車廂之內,林天佑端坐其間,神色冷沉深邃,目光居高臨下地落向對面的林白芷。
今日玄王借林白芷當街衝撞之由,直接將人扣在王府,放話要鎮國公府親自登門賠罪領人。
老夫人周氏聞訊連忙遣人傳信,召正在辦公當差的林世庭與林天佑趕回府中議事。
壽安堂內眾人各執一詞:林世庭揣測玄王此舉是有意刁難鎮國公府。
林世豪卻認定玄王素來暴戾蠻橫、行事隨心所欲,是當眾折辱林白芷顏面,合乎他的性子並非刻意。
老夫人周氏亦心存疑慮:玄王怎會如此蠻不講理,只因一次衝撞就當街拘人,這其中定有蹊蹺。
她擔憂玄王是為保護林白芷,故意如此行為,若真如此,玄王與林白芷的關係可謂不一般,她們要趁早謀算。
眼前,若不派人去接林白芷,不僅會落人口實,還會惹惱玄王。
林家不想招惹一尊惹不起的煞神。
幾番權衡商議,最終敲定由林天佑親自前去玄王府接人,藉機試探實情。
奈何他身為丞相嫡子、殿前都指揮使,御前得寵的紅人,玄王一點情面都不給,連玄王的面都沒能見到,只由王府侍衛代為傳話,字字句句極盡羞辱。
侍衛語氣凜冽,轉述玄王原話:“鎮國公府嫡女當街遊蕩,失了尊卑禮法,衝撞本王,本該施以杖責,念在女子身量單薄,改判禁足三日、手抄百遍《女誡》。丞相與都指揮使疏於教管,閉門自省。”
憶起方才侍衛冷漠倨傲的模樣,林天佑心底恨意翻湧,面上卻半點不露,只不動聲色細細打量林白芷。

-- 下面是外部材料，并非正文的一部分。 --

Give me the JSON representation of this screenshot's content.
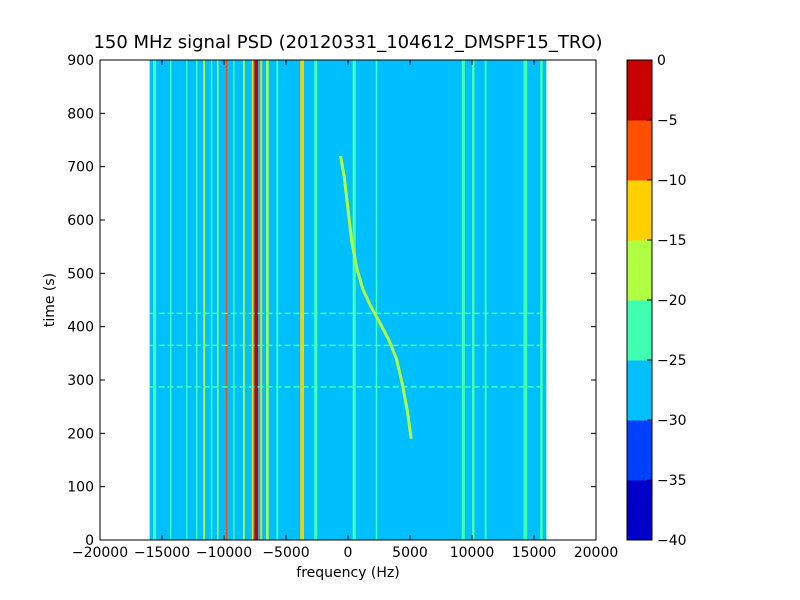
{
  "chart_data": {
    "type": "heatmap",
    "title": "150 MHz signal PSD (20120331_104612_DMSPF15_TRO)",
    "xlabel": "frequency (Hz)",
    "ylabel": "time (s)",
    "xlim": [
      -20000,
      20000
    ],
    "ylim": [
      0,
      900
    ],
    "xticks": [
      -20000,
      -15000,
      -10000,
      -5000,
      0,
      5000,
      10000,
      15000,
      20000
    ],
    "yticks": [
      0,
      100,
      200,
      300,
      400,
      500,
      600,
      700,
      800,
      900
    ],
    "data_extent_x": [
      -16000,
      16000
    ],
    "colorbar": {
      "levels": [
        -40,
        -35,
        -30,
        -25,
        -20,
        -15,
        -10,
        -5,
        0
      ],
      "tick_labels": [
        "−40",
        "−35",
        "−30",
        "−25",
        "−20",
        "−15",
        "−10",
        "−5",
        "0"
      ],
      "colors": [
        "#0000c8",
        "#0040ff",
        "#00bfff",
        "#40ffb0",
        "#b0ff40",
        "#ffd000",
        "#ff5000",
        "#c80000"
      ]
    },
    "background_level": -27.5,
    "vertical_bands": [
      {
        "x": -15600,
        "width": 250,
        "level": -22.5
      },
      {
        "x": -14300,
        "width": 120,
        "level": -22.5
      },
      {
        "x": -13000,
        "width": 100,
        "level": -22.5
      },
      {
        "x": -12200,
        "width": 120,
        "level": -22.5
      },
      {
        "x": -11600,
        "width": 150,
        "level": -17.5
      },
      {
        "x": -11000,
        "width": 120,
        "level": -22.5
      },
      {
        "x": -10500,
        "width": 120,
        "level": -17.5
      },
      {
        "x": -9800,
        "width": 150,
        "level": -7.5
      },
      {
        "x": -9200,
        "width": 120,
        "level": -22.5
      },
      {
        "x": -8400,
        "width": 150,
        "level": -17.5
      },
      {
        "x": -7700,
        "width": 120,
        "level": -12.5
      },
      {
        "x": -7400,
        "width": 300,
        "level": -2.5
      },
      {
        "x": -7000,
        "width": 150,
        "level": -12.5
      },
      {
        "x": -6500,
        "width": 200,
        "level": -17.5
      },
      {
        "x": -5700,
        "width": 150,
        "level": -22.5
      },
      {
        "x": -3700,
        "width": 300,
        "level": -12.5
      },
      {
        "x": -2600,
        "width": 250,
        "level": -22.5
      },
      {
        "x": 500,
        "width": 250,
        "level": -22.5
      },
      {
        "x": 2300,
        "width": 120,
        "level": -22.5
      },
      {
        "x": 9300,
        "width": 250,
        "level": -22.5
      },
      {
        "x": 10100,
        "width": 200,
        "level": -22.5
      },
      {
        "x": 11100,
        "width": 150,
        "level": -22.5
      },
      {
        "x": 14300,
        "width": 300,
        "level": -22.5
      },
      {
        "x": 15600,
        "width": 200,
        "level": -22.5
      }
    ],
    "horizontal_lines": [
      {
        "y": 287,
        "x": [
          -16000,
          16000
        ],
        "level": -22.5
      },
      {
        "y": 365,
        "x": [
          -16000,
          16000
        ],
        "level": -22.5
      },
      {
        "y": 425,
        "x": [
          -16000,
          16000
        ],
        "level": -22.5
      }
    ],
    "doppler_trace": {
      "level": -20,
      "points": [
        [
          -600,
          720
        ],
        [
          -300,
          680
        ],
        [
          0,
          620
        ],
        [
          300,
          560
        ],
        [
          700,
          510
        ],
        [
          1200,
          470
        ],
        [
          1800,
          440
        ],
        [
          2500,
          410
        ],
        [
          3300,
          375
        ],
        [
          3900,
          340
        ],
        [
          4400,
          290
        ],
        [
          4800,
          240
        ],
        [
          5100,
          190
        ]
      ]
    }
  }
}
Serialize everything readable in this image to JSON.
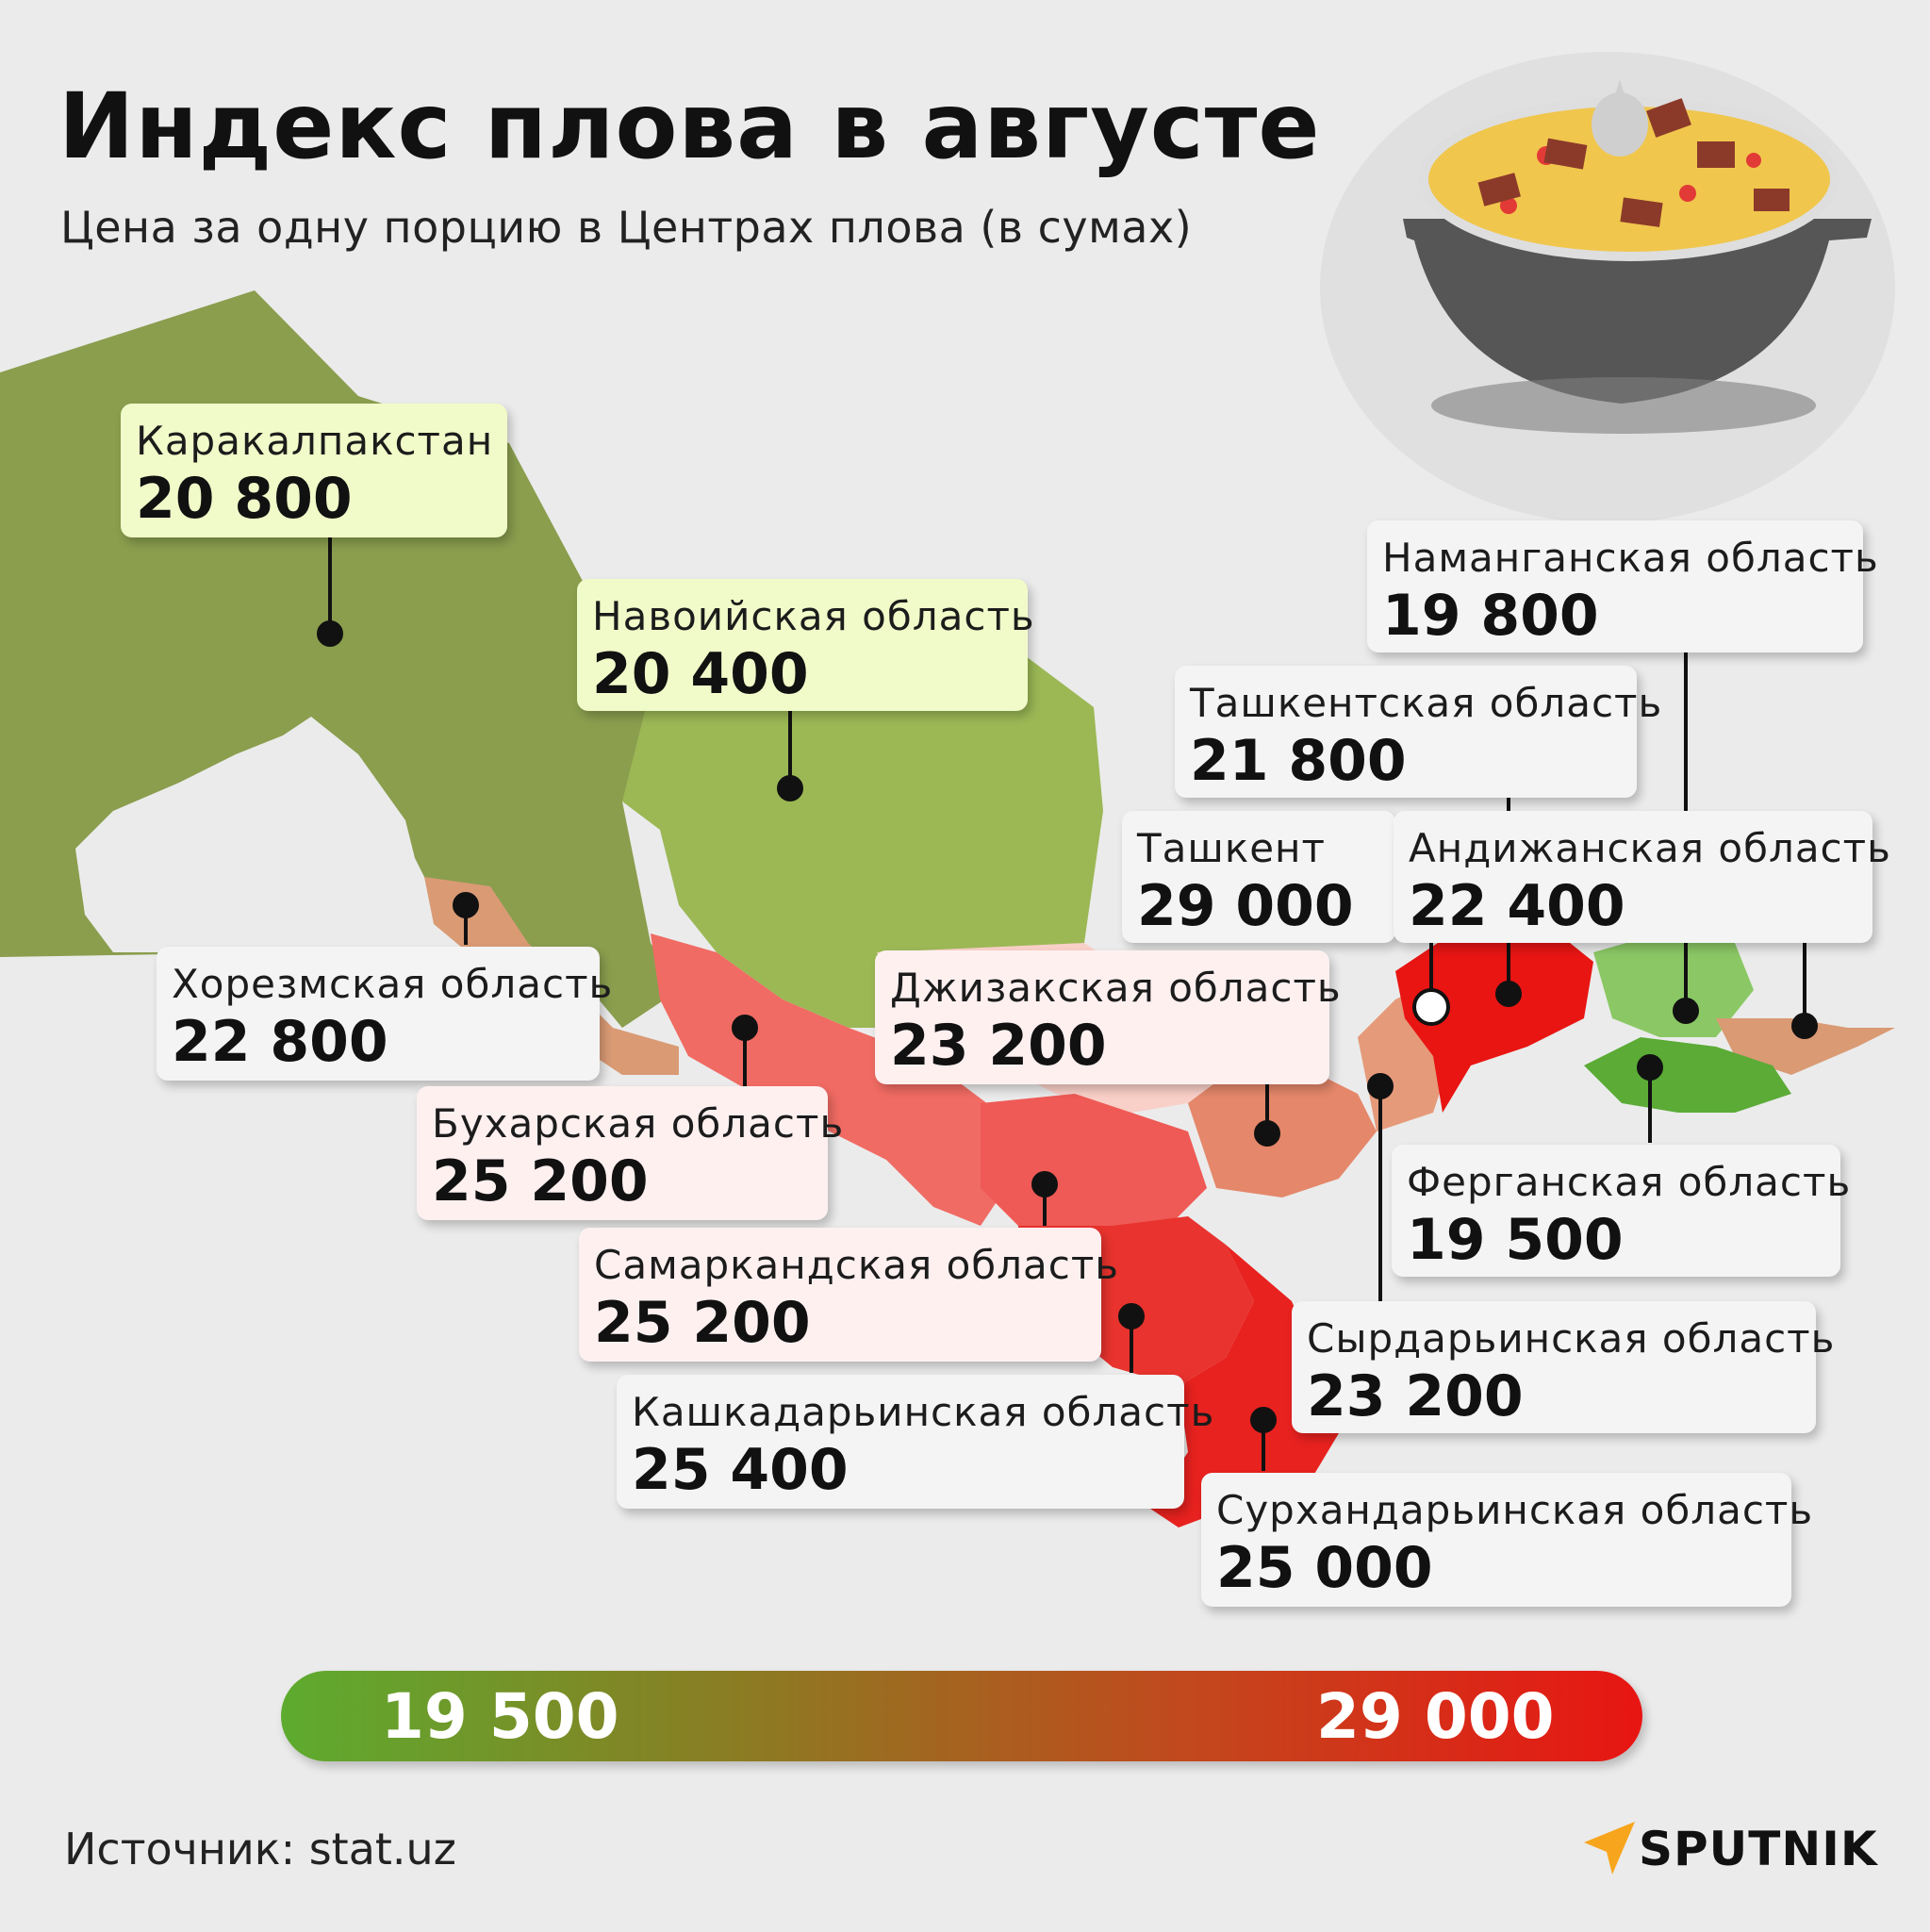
{
  "header": {
    "title": "Индекс плова в августе",
    "subtitle": "Цена за одну порцию в Центрах плова (в сумах)"
  },
  "regions": [
    {
      "name": "Каракалпакстан",
      "value": "20 800"
    },
    {
      "name": "Навоийская область",
      "value": "20 400"
    },
    {
      "name": "Наманганская область",
      "value": "19 800"
    },
    {
      "name": "Ташкентская область",
      "value": "21 800"
    },
    {
      "name": "Ташкент",
      "value": "29 000"
    },
    {
      "name": "Андижанская область",
      "value": "22 400"
    },
    {
      "name": "Хорезмская область",
      "value": "22 800"
    },
    {
      "name": "Джизакская область",
      "value": "23 200"
    },
    {
      "name": "Бухарская область",
      "value": "25 200"
    },
    {
      "name": "Ферганская область",
      "value": "19 500"
    },
    {
      "name": "Самаркандская область",
      "value": "25 200"
    },
    {
      "name": "Сырдарьинская область",
      "value": "23 200"
    },
    {
      "name": "Кашкадарьинская область",
      "value": "25 400"
    },
    {
      "name": "Сурхандарьинская область",
      "value": "25 000"
    }
  ],
  "legend": {
    "min": "19 500",
    "max": "29 000",
    "colors": {
      "low": "#5dab2f",
      "high": "#e81513"
    }
  },
  "footer": {
    "source": "Источник: stat.uz",
    "brand": "SPUTNIK",
    "brand_icon": "sputnik-logo-icon"
  }
}
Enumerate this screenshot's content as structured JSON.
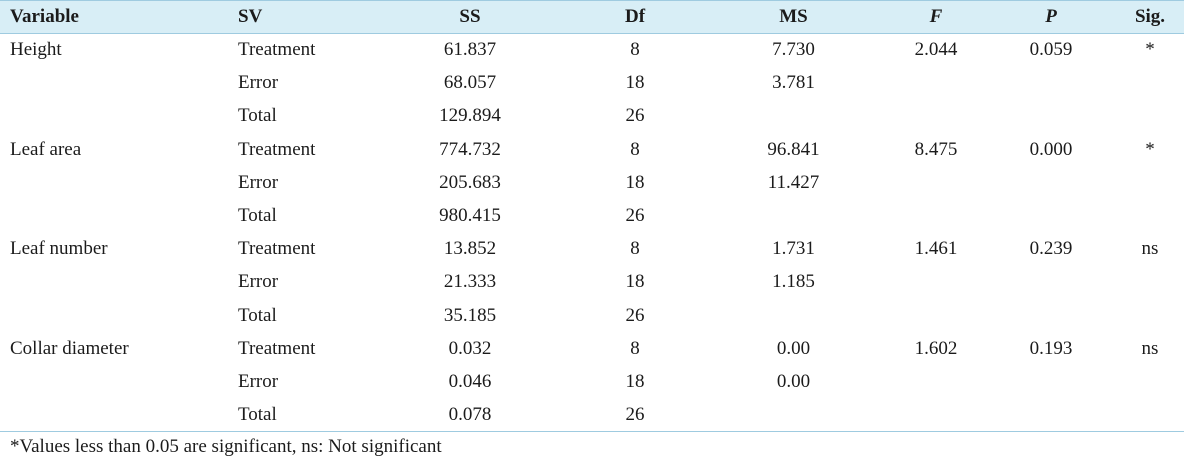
{
  "table": {
    "headers": [
      "Variable",
      "SV",
      "SS",
      "Df",
      "MS",
      "F",
      "P",
      "Sig."
    ],
    "rows": [
      [
        "Height",
        "Treatment",
        "61.837",
        "8",
        "7.730",
        "2.044",
        "0.059",
        "*"
      ],
      [
        "",
        "Error",
        "68.057",
        "18",
        "3.781",
        "",
        "",
        ""
      ],
      [
        "",
        "Total",
        "129.894",
        "26",
        "",
        "",
        "",
        ""
      ],
      [
        "Leaf area",
        "Treatment",
        "774.732",
        "8",
        "96.841",
        "8.475",
        "0.000",
        "*"
      ],
      [
        "",
        "Error",
        "205.683",
        "18",
        "11.427",
        "",
        "",
        ""
      ],
      [
        "",
        "Total",
        "980.415",
        "26",
        "",
        "",
        "",
        ""
      ],
      [
        "Leaf number",
        "Treatment",
        "13.852",
        "8",
        "1.731",
        "1.461",
        "0.239",
        "ns"
      ],
      [
        "",
        "Error",
        "21.333",
        "18",
        "1.185",
        "",
        "",
        ""
      ],
      [
        "",
        "Total",
        "35.185",
        "26",
        "",
        "",
        "",
        ""
      ],
      [
        "Collar diameter",
        "Treatment",
        "0.032",
        "8",
        "0.00",
        "1.602",
        "0.193",
        "ns"
      ],
      [
        "",
        "Error",
        "0.046",
        "18",
        "0.00",
        "",
        "",
        ""
      ],
      [
        "",
        "Total",
        "0.078",
        "26",
        "",
        "",
        "",
        ""
      ]
    ]
  },
  "footnote": "*Values less than 0.05 are significant, ns: Not significant",
  "colors": {
    "header_bg": "#d8eef6",
    "rule": "#9fcbe0"
  }
}
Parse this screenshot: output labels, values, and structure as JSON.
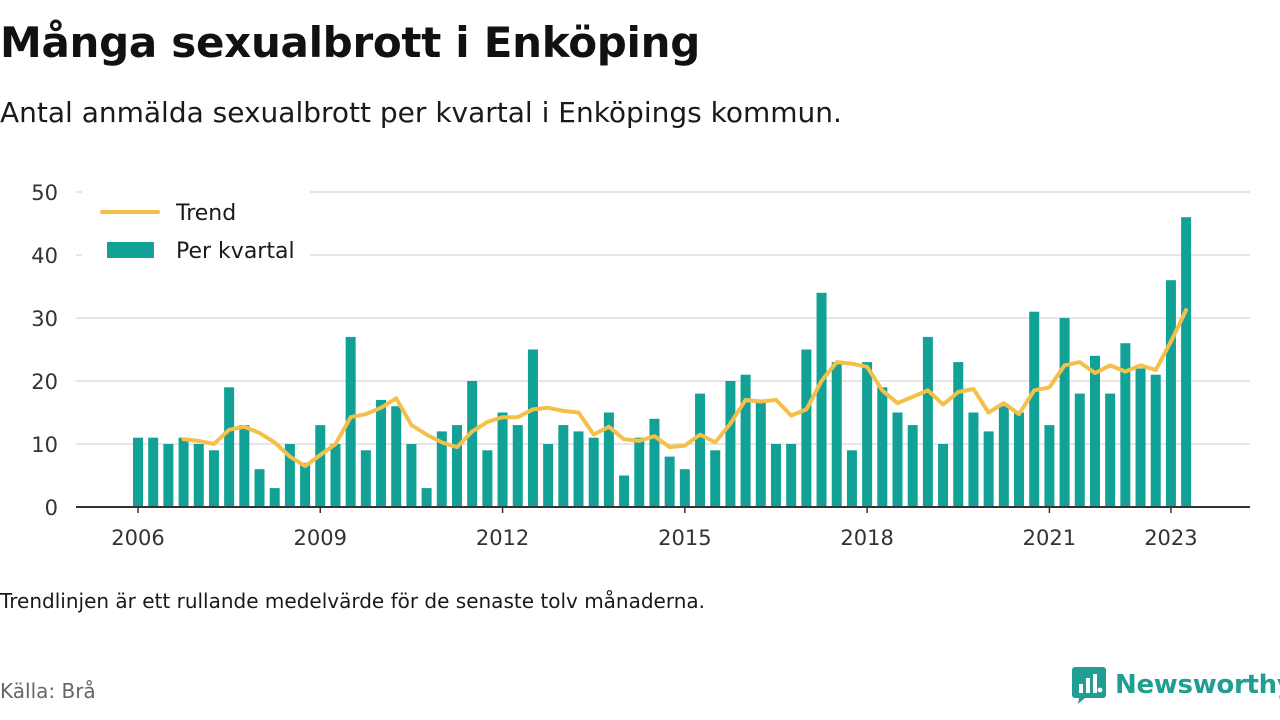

方才她踏出王府時面色慘白、腳步虛浮,險些被玄王府高聳的門檻絆倒。
此刻落座車內仍是驚魂未定、惴惴不安,想來定是在王府受了驚嚇,被玄王言語震懾。
他心存疑慮,決意出言試探。
林白芷迎上他晦暗莫測的視線,瞬間頭腦清醒。
老夫人特意派林天佑前來,定是想打探她與玄王的底細,眼下試探已然開始,看來還是玄王思慮周全,她果然是誤會了他。
眼下還不能暴露她與玄王相識,她心念飛轉,面露茫然,輕蹙著眉發出一聲疑惑的“啊?”,似是全然沒聽懂對方暗藏的問話。
林天佑眸色微凝:“四妹妹同玄王相識多久了?”
這話篤定二人早有交情,林白芷一時難辨他是手握實情,還是刻意套話。
若是對方已然摸清內情,一味否認反倒顯得心虛有私情。
可若只是憑空試探,貿然承認便是不打自招。轉瞬她便理清關鍵:倘若林天佑篤定二人相熟,根本不必多此一問。
她抬眼依舊滿眼困惑,從容反問:“大堂哥何以認定,我識得玄王殿下?”
林天佑緊緊凝著她的雙眼,想要從神色裡揪出一絲破綻,可眼前少女臉色雖仍帶著未散盡的蒼白,神情坦蕩迷茫,全無半點心虛躲閃。
林白芷微微擰起眉峰,暗含不悅與之對視,二人默然僵持,誰率先破口,便是落了下風。
半晌,林天佑扯了扯唇角,似笑非笑:“素來冷血狠厲的玄王,竟願當眾從餓狼口中救下四妹妹,堂哥自然以為你們早有舊識。”
“大堂哥慎言。”林白芷語聲微涼,“我自幼離京,在醫神山做藥奴七載,久離京城,何來機緣與玄王相識?此話若傳出去,折損我的清白事小,萬一惹怒那位冷麵閻王,整個鎮國公府都要跟著遭殃。”